LETTERS ADDRESSED TO THOMAS PENNANT, ESQ.
LETTER I.
The parish of Selborne lies in the extreme eastern corner of the county of Hampshire, bordering on the county of Sussex, and not far from the county of Surrey; is about fifty miles south-west of London, in latitude fifty-one, and near mid-way between the towns of Alton and Petersfield. Being very large and extensive, it abuts on twelve parishes, two of which are in Sussex, viz., Trotton and Rogate. If you begin from the south and proceed westward, the adjacent parishes are Emshot, Newton Valence, Faringdon, Hartley Mauduit, Great Ward le Ham, Kingsley, Hadleigh, Bramshot, Trotton, Rogate, Lyffe, and Greatham. The soils of this district are almost as various and diversified as the views and aspects. The high part of the south-west consists of a vast hill of chalk, rising three hundred feet above the village, and is divided into a sheep-down, the high wood and a long hanging wood, called The Hanger. The covert of this eminence is altogether beech, the most lovely of all forest trees, whether we consider its smooth rind or bark, its glossy foliage, or graceful pendulous boughs. The down, or sheep-walk, is a pleasing, park-like spot, of about one mile by half that space, jutting out on the verge of the hill-country, where it begins to break down into the plains, and commanding a very engaging view, being an assemblage of hill, dale, wood-lands, heath, and water.
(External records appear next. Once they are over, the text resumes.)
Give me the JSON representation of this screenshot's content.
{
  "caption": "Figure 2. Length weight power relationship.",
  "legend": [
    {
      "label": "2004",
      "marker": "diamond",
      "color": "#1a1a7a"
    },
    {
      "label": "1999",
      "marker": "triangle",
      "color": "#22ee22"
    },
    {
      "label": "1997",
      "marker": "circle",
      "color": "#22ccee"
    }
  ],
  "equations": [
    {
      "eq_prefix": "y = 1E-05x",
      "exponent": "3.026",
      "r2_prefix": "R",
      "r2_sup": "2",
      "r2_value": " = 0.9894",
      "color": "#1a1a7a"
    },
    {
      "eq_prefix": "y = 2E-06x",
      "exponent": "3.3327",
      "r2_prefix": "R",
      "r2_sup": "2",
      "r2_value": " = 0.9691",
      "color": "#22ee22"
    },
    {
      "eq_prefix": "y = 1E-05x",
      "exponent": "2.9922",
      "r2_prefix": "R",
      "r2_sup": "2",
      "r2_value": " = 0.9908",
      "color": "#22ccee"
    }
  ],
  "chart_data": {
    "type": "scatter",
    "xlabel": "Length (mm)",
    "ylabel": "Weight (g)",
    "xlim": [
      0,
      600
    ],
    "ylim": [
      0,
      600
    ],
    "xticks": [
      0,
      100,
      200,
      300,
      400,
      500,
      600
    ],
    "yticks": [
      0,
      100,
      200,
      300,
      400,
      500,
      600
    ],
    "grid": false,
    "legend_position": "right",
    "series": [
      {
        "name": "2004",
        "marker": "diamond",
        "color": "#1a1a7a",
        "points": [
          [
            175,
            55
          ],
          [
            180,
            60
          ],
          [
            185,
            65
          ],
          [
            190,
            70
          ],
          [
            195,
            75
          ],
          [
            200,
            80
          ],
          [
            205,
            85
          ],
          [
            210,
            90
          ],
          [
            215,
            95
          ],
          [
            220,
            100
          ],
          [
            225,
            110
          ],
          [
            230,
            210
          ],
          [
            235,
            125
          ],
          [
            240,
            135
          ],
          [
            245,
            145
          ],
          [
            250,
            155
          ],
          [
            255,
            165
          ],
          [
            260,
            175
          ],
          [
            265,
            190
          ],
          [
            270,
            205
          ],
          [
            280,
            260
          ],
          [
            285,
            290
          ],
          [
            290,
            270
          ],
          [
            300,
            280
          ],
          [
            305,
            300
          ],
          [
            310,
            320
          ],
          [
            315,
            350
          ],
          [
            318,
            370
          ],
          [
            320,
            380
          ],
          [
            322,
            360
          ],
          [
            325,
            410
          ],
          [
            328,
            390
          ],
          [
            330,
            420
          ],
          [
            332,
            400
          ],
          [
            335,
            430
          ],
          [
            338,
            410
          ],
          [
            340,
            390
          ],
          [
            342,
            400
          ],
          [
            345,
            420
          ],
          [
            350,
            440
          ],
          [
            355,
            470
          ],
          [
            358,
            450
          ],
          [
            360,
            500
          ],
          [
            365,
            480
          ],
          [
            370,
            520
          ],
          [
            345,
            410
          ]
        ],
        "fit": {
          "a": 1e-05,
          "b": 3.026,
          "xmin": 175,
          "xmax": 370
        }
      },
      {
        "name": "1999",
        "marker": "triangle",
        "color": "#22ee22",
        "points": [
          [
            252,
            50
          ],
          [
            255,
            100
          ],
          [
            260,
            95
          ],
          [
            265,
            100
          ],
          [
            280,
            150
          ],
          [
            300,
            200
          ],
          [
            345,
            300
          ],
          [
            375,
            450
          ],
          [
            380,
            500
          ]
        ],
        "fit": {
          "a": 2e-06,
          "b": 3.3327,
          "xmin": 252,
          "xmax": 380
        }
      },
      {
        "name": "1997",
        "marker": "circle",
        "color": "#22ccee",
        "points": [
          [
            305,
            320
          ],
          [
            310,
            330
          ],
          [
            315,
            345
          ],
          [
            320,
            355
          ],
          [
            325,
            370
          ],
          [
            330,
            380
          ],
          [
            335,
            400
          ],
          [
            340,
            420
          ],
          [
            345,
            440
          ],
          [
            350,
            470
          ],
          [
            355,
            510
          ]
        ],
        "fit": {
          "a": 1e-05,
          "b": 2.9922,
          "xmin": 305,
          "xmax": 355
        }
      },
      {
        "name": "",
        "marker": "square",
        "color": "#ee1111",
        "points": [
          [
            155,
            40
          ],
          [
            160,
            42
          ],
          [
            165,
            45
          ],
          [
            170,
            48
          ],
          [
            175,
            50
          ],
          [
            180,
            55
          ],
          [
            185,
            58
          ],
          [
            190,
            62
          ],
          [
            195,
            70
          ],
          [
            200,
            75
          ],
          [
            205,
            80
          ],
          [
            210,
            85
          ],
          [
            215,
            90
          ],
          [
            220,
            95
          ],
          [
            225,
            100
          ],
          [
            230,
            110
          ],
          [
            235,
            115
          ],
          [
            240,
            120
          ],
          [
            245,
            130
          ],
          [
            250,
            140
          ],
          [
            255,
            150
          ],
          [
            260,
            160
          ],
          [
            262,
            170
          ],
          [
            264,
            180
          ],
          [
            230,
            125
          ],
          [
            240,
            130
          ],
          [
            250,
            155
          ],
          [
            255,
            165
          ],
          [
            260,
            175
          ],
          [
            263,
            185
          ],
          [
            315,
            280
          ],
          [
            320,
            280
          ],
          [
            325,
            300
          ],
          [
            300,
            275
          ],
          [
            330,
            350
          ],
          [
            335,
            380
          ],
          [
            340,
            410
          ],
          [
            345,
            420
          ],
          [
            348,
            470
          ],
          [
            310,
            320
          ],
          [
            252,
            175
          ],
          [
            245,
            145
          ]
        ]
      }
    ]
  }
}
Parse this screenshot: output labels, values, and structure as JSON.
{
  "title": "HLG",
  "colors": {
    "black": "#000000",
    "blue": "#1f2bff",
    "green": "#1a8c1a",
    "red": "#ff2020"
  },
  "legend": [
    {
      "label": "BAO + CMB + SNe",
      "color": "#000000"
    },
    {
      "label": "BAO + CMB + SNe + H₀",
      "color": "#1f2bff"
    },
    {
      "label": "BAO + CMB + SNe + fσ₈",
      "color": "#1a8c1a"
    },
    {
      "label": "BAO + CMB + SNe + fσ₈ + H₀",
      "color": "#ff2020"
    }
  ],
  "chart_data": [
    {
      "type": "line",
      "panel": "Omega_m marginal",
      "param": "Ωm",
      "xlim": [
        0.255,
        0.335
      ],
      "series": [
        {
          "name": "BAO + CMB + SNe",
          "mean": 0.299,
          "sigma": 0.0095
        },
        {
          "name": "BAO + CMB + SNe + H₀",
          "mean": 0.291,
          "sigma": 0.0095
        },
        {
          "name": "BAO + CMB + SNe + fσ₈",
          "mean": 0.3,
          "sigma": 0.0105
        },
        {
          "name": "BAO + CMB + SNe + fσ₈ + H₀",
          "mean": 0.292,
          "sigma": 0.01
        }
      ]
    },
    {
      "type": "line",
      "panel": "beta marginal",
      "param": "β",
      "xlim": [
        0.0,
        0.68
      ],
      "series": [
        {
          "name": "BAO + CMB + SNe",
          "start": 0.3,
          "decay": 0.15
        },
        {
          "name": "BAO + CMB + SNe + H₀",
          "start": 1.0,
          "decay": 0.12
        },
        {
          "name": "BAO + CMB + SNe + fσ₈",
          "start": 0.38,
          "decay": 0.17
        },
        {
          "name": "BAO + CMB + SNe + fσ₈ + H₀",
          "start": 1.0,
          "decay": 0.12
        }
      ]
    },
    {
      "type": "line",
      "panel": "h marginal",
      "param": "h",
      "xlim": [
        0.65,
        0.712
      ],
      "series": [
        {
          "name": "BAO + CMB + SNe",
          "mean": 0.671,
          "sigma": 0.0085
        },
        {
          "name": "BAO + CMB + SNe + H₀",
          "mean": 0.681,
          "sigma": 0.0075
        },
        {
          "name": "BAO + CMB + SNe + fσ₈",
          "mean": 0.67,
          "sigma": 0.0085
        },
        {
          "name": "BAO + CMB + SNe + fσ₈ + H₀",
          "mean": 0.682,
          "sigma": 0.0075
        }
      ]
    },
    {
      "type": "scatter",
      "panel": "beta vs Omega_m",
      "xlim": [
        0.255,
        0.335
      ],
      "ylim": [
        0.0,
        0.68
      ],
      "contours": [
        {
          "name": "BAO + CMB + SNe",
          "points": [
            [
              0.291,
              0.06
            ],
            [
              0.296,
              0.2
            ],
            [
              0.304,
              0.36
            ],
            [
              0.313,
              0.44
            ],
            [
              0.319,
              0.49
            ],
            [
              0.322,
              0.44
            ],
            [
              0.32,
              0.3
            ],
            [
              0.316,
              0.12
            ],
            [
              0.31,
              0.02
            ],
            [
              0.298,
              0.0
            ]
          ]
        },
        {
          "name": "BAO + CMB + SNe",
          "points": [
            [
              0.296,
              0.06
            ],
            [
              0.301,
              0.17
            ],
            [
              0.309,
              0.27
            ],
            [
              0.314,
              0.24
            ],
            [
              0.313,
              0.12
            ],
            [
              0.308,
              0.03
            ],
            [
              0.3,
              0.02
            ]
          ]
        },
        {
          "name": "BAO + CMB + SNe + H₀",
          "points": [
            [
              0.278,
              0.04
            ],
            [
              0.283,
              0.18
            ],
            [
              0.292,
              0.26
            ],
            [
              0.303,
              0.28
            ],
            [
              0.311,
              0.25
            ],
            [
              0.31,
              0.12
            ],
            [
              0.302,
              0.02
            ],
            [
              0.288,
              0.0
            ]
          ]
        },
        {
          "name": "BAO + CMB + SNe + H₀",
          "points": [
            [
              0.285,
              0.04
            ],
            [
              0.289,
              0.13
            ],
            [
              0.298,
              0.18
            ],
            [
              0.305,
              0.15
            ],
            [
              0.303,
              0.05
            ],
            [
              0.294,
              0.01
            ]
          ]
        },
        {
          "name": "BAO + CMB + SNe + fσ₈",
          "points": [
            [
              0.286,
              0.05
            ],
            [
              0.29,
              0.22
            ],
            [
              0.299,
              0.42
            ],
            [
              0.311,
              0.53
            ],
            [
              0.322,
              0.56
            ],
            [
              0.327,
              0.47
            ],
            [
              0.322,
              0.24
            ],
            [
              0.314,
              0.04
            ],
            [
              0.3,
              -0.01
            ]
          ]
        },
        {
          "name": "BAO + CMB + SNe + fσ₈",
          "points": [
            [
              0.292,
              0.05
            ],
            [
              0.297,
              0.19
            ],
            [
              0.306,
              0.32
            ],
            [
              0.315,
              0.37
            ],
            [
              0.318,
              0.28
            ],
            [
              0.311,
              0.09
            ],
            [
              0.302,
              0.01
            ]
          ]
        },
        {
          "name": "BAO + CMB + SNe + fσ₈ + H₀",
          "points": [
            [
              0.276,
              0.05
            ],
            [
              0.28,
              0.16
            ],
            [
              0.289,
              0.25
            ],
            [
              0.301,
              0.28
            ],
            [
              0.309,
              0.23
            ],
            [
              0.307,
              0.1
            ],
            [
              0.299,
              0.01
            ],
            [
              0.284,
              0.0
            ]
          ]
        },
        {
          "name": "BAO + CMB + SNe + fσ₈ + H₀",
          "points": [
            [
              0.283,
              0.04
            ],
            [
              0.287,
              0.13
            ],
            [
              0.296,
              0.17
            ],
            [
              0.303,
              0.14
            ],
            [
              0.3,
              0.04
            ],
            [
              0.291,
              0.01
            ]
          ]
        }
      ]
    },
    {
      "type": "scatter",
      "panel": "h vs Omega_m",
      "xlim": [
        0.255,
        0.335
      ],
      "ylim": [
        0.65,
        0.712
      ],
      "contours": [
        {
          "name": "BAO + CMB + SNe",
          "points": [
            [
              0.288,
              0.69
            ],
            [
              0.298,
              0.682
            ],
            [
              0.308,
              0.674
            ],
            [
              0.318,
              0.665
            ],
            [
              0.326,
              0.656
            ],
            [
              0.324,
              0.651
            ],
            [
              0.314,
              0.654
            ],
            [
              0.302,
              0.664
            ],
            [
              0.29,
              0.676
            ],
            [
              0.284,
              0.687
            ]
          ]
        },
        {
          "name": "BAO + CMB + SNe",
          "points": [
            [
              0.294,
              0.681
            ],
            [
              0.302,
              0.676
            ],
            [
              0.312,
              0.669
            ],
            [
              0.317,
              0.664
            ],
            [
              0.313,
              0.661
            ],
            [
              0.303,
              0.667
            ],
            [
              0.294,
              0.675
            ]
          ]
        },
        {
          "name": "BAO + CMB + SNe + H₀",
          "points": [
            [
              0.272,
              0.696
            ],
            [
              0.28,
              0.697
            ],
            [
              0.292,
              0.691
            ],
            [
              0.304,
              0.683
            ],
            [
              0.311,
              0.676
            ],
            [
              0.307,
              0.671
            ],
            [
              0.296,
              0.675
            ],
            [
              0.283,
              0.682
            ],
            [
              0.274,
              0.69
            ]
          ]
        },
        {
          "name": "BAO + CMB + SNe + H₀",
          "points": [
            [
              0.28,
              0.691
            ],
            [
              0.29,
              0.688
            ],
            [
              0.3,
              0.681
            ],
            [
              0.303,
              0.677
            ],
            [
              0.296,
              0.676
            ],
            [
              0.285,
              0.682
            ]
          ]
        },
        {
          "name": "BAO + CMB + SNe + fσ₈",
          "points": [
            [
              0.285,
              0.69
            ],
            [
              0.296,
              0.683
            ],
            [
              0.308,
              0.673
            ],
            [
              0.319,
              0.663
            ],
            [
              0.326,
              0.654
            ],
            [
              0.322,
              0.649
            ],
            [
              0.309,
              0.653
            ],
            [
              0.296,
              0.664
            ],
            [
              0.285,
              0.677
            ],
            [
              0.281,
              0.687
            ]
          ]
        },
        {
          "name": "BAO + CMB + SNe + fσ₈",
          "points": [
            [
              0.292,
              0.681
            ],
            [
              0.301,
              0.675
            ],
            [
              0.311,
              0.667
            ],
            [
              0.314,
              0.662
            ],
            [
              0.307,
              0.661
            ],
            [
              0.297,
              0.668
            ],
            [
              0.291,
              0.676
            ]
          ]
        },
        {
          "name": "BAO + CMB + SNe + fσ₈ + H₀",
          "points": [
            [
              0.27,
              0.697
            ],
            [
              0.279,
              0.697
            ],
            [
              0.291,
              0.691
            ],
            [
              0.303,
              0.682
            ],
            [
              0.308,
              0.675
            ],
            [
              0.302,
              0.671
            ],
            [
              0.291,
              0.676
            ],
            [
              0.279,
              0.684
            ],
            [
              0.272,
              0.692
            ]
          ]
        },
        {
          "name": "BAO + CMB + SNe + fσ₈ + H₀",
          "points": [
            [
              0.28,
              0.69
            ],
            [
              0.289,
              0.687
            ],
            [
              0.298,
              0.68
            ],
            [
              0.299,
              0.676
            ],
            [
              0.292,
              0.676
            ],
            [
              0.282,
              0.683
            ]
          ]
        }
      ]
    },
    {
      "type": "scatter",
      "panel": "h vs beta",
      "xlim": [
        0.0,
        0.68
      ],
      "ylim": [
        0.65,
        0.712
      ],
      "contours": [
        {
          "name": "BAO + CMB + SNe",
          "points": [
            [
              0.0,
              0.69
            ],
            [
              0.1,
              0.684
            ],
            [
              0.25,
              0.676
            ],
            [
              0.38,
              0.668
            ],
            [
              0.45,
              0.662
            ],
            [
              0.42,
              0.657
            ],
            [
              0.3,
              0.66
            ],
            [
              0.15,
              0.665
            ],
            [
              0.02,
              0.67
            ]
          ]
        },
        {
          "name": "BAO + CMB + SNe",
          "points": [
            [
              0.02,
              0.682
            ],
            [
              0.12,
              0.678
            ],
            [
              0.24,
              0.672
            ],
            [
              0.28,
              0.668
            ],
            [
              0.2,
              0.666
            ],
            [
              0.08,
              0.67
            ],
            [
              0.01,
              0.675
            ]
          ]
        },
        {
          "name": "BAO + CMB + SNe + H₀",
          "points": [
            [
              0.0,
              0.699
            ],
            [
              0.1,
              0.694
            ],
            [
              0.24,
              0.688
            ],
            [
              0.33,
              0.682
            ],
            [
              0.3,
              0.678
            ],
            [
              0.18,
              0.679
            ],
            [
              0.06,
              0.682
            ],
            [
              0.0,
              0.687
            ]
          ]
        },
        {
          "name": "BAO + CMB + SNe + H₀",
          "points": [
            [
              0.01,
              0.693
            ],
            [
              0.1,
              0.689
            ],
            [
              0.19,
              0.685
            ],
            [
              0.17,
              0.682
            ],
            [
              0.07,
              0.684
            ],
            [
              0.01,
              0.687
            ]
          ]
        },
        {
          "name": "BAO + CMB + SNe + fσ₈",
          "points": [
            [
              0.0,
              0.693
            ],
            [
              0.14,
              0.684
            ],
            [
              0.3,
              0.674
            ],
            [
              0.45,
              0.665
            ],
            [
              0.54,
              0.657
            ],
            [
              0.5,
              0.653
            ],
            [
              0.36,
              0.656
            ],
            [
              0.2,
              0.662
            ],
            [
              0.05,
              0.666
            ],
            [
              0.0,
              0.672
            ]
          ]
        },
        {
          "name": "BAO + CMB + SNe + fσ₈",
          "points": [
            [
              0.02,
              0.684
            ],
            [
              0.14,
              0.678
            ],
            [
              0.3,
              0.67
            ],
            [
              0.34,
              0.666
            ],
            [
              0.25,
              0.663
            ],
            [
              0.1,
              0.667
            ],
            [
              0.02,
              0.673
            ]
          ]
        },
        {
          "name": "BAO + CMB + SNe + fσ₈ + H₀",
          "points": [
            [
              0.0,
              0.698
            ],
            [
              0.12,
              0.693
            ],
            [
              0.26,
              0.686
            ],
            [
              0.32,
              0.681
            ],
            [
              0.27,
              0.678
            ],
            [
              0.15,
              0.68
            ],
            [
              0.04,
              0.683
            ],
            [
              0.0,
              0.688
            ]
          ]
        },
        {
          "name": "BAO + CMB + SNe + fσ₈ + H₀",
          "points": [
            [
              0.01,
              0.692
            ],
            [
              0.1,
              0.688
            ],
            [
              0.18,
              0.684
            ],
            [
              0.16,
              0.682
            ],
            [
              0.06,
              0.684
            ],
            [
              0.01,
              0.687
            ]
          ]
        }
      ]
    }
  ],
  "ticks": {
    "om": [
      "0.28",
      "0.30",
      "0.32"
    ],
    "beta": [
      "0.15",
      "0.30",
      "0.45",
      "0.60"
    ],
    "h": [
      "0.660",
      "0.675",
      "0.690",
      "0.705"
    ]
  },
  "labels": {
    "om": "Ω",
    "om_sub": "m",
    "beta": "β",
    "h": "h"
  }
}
The prospect is bounded to the south-east and east by the vast range of mountains called the Sussex Downs, by Guild-down near Guildford, and by the Downs round Dorking, and Ryegate in Surrey, to the north-east, which altogether, with the country beyond Alton and Farnham, form a noble and extensive outline.
At the foot of this hill, one stage or step from the uplands, lies the village, which consists of one single straggling street, three-quarters of a mile in length, in a sheltered vale, and running parallel with the Hanger. The houses are divided from the hill by a vein of stiff clay (good wheat land), yet stand on a rock of white stone, little in appearance removed from chalk; but seems so far from being calcareous, that it endures extreme heat. Yet that the freestone still preserves somewhat that is analogous to chalk, is plain from the beeches, which descend as low as those rocks extend, and no farther, and thrive as well on them, where the ground is steep, as on the chalks.
The cart-way of the village divides, in a remarkable manner, two very incongruous soils. To the south-west is a rank clay, that requires the labour of years to render it mellow; while the gardens to the north-east, and small enclosures behind, consist of a warm, forward, crumbling mould, called black malm, which seems highly saturated with vegetable and animal manure; and these may perhaps have been the original site of the town; while the woods and coverts might extend down to the opposite bank.
At each end of the village, which runs from south-east to north-west, arises a small rivulet: that at the north-west end frequently fails; but the other is a fine perennial spring, little influenced by drought or wet seasons, called Well-head. This breaks out of some high grounds joining to Nore Hill, a noble chalk promontory, remarkable for sending forth two streams into two different seas. The one to the south becomes a branch of the Arun, running to Arundel, and so sailing into the British Channel: the other to the north. The Selborne stream makes one branch of the Wey; and, meeting the Black-down stream at Hadleigh, and the Alton and Farnham stream at Tilford-bridge, swells into a considerable river, navigable at Godalming; from whence it passes to Guildford, and so into the Thames at Weybridge; and thus at the Nore into the German Ocean.
Our wells, at an average, run to about sixty-three foot, and when sunk to that depth seldom fail; but produce a fine limpid water, soft to the taste, and much commended by those who drink the pure element, but which does not lather well with soap.
To the north-west, north and east of the village, is a range of fair enclosures, consisting of what is called a white malm, a sort of rotten or rubble stone, which, when turned up to the frost and rain, moulders to pieces, and becomes manure to itself.